Creating a prenup is one thing. Creating one that actually holds up in court is another. Every year, Canadian courts set aside marriage contracts because of procedural failures, inadequate disclosure, or terms that cross the line into unfairness. These aren’t obscure edge cases. They’re common, preventable mistakes.
Here’s your complete enforceability checklist.
1. Put It in Writing
This seems obvious, but it’s a legal requirement under Ontario’s Family Law Act. A verbal agreement about property division or spousal support is not a marriage contract. It must be a written document.
2. Both Parties Must Sign
Both partners must sign the same document. Digital signatures are generally acceptable in Ontario, but physical signatures with a witness are the safest approach.
3. Get It Witnessed
Each signature must be witnessed by at least one person. The witness should be a neutral third party, not a family member or someone with a financial interest in the outcome. Each witness should also sign a sworn statement confirming they saw the partner sign voluntarily.
4. Complete Full Financial Disclosure
Both partners must provide complete, honest financial disclosure before signing. Attach net worth statements to the agreement as schedules. Include income, assets, debts, business interests, pensions, and expected inheritances.
5. Get Independent Legal Advice
Each partner should consult their own lawyer before signing. The lawyer should provide a certificate of ILA confirming the client understood the agreement. While not legally required in Ontario, ILA is the strongest protection against future challenges.
6. Sign Well in Advance of the Wedding
Allow at least 30 days between signing and the ceremony. More time is better. Signing the night before the wedding virtually guarantees a duress argument.
7. Ensure the Terms Are Fair
Ontario courts can set aside provisions they find unconscionable. The agreement doesn’t need to be perfectly equal, but it should be reasonable. Both partners should benefit from the terms in some way, and neither should be left destitute.
8. Don’t Include Child Custody
Canadian law prohibits prenups from addressing decision-making responsibility, or parenting time. Including these provisions doesn’t just result in those clauses being struck. It can undermine the credibility of the entire agreement.
9. Include a Severability Clause
A severability clause specifies that if one provision of the agreement is found unenforceable, the remaining provisions survive. Without this clause, a single bad provision could void the entire contract.
10. Review and Update Periodically
A prenup signed at age 28 may not reflect your life at age 45. Including a review schedule and updating the agreement after major life changes strengthens enforceability and demonstrates that both parties intend the terms to remain fair.
The Checklist Summary
Written. Signed. Witnessed. Disclosed. Independently advised. Timed properly. Fair. No custody. Severable. Reviewed. Hit all ten, and your prenup is as close to bulletproof as Canadian law allows.
Bonus: Keep a Paper Trail
Beyond the checklist itself, document the process. Save copies of all financial disclosure documents. Keep records of when each partner received the draft, when they consulted their lawyers, and when they signed. If a dispute ever arises about whether the process was fair, a clear paper trail is your best defence.

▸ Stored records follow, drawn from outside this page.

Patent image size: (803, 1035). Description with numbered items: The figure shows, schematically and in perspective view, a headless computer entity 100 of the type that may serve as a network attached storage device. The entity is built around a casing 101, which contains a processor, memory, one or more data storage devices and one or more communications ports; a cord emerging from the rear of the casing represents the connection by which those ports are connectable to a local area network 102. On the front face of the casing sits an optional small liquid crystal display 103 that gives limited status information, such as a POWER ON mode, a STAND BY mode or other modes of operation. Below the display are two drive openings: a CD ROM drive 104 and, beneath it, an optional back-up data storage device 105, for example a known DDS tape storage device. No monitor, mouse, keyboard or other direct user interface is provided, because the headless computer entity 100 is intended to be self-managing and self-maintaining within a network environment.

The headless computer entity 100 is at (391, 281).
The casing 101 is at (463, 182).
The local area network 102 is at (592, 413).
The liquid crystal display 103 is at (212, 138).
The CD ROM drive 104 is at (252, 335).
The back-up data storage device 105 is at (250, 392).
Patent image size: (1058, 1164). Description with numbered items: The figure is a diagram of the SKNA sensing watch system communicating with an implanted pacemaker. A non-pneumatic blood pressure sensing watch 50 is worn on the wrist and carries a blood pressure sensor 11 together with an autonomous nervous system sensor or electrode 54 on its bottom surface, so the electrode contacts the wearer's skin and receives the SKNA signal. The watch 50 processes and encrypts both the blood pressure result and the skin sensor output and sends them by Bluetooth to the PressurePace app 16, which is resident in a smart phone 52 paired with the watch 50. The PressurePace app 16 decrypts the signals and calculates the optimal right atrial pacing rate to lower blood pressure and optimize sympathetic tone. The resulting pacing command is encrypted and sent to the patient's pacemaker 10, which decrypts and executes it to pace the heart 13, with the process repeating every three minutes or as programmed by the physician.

Some couples include a recital section at the beginning of the agreement that describes the process: when the agreement was first discussed, when disclosure was exchanged, when each party received ILA, and confirmation that both parties signed voluntarily without duress or pressure. This narrative section can be persuasive evidence if the agreement is ever challenged. To see how I Do Prenup builds these safeguards into the process, visit How It Works.
What About “Unforeseen Circumstances”?
One challenge even well-drafted prenups face is the argument that circumstances have changed so dramatically since signing that enforcing the agreement would be unconscionable. Courts in Ontario have the power to set aside provisions on this basis, even if the original agreement was perfectly executed.
The best defence against this argument is building flexibility into the agreement itself. Include escalation clauses that adjust terms based on the length of marriage. Include review provisions that require periodic reassessment. Include conditional clauses that activate when specific life events occur (children, career changes, relocations). The more adaptive your agreement, the harder it is to argue that it’s become unfair over time.
Build an enforceable agreement from the start. Get started at I Do Prenup.
Frequently Asked Questions
Q: What’s the minimum requirement for a valid prenup in Ontario?
Under the Family Law Act: in writing, signed by both parties, and witnessed. However, meeting only the minimum significantly increases the risk of the agreement being set aside.
Q: Can a court throw out my prenup even if we followed all the rules?
In rare cases, yes. Courts retain discretion to set aside provisions that are unconscionable or that would result in one spouse qualifying for social assistance. Following the full checklist dramatically reduces this risk.
Q: Do I need a severability clause?
It’s not legally required, but it’s strongly recommended. Without one, a single unenforceable provision could potentially void the entire agreement.